With AI, there are so many jobs (I agree shouldn’t exist) that had been impacted really quick before even preparing to learn a new skill.

Another problem is you don’t expect everyone to learn at the same pace.


If you have tried to use a search engine to look anything up in the last few years you have seen AI generated articles that aimlessly meander for paragraphs without providing an actual answer to your question.

Those answers were previously (occasionally)contained within succinct articles written by someone who did some research or was an SME.

Maybe it was the case that content farms were degrading the ability for information to be found on the internet, but AI has basically dropped a nuke on search results.

It is a wasteland and nothing is alive there.

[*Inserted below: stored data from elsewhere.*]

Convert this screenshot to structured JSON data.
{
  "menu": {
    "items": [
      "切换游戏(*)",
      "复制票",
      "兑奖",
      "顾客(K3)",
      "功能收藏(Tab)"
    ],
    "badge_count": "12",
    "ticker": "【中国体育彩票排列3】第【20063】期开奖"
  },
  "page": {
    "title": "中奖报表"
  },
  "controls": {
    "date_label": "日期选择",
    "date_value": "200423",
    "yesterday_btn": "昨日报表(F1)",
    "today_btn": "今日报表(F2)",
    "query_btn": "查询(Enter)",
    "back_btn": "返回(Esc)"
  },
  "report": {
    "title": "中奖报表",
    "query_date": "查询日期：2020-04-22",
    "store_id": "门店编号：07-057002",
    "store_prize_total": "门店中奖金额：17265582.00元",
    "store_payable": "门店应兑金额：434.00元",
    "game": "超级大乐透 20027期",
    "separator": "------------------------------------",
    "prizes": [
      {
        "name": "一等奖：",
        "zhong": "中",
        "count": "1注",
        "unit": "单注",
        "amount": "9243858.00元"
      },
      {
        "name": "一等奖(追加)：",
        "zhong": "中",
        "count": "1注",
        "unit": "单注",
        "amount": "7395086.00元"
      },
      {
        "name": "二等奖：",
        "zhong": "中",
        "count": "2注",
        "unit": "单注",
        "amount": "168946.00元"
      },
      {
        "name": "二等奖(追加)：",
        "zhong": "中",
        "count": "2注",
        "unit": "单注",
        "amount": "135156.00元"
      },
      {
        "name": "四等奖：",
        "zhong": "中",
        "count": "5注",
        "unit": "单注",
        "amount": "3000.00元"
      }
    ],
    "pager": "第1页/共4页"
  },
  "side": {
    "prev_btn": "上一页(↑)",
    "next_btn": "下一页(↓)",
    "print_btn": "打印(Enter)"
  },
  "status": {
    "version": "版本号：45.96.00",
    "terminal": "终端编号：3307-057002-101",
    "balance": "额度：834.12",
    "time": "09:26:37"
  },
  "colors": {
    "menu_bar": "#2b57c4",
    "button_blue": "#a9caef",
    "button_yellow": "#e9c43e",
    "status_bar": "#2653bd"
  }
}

To be fair to LLMs, you can create a custom rule for it to be brief and concise, or pretty much anything really. I personally blame the users who are actively trying to seem like wordsmiths by having all the pointless fluff around the meat and potatoes.


I am not sure if AI is purely to blame for this. Looking at recipes I have to scroll through lot of text to see the recipe and ingredients list... Similar thing goes for product recommendations. I remember it being pretty bad even before LLMs.


Let’s not rewrite history here. Search results were full of aimless, meandering SEO-optimized articles long before it became possible to generate those with LLMs.


The problem is that we have chosen an economic system based around jobs. If you don't have a job, you die - quickly or slowly, directly or indirectly, doesn't matter, society has no use for you. So people are obviously incentivized to try to create bullshit jobs they can slot into.


As opposed to employed people, who live forever.


Employed people live the natural length of their lives. Unemployed people tend to die sooner rather than later, of things like hunger or hypothermia.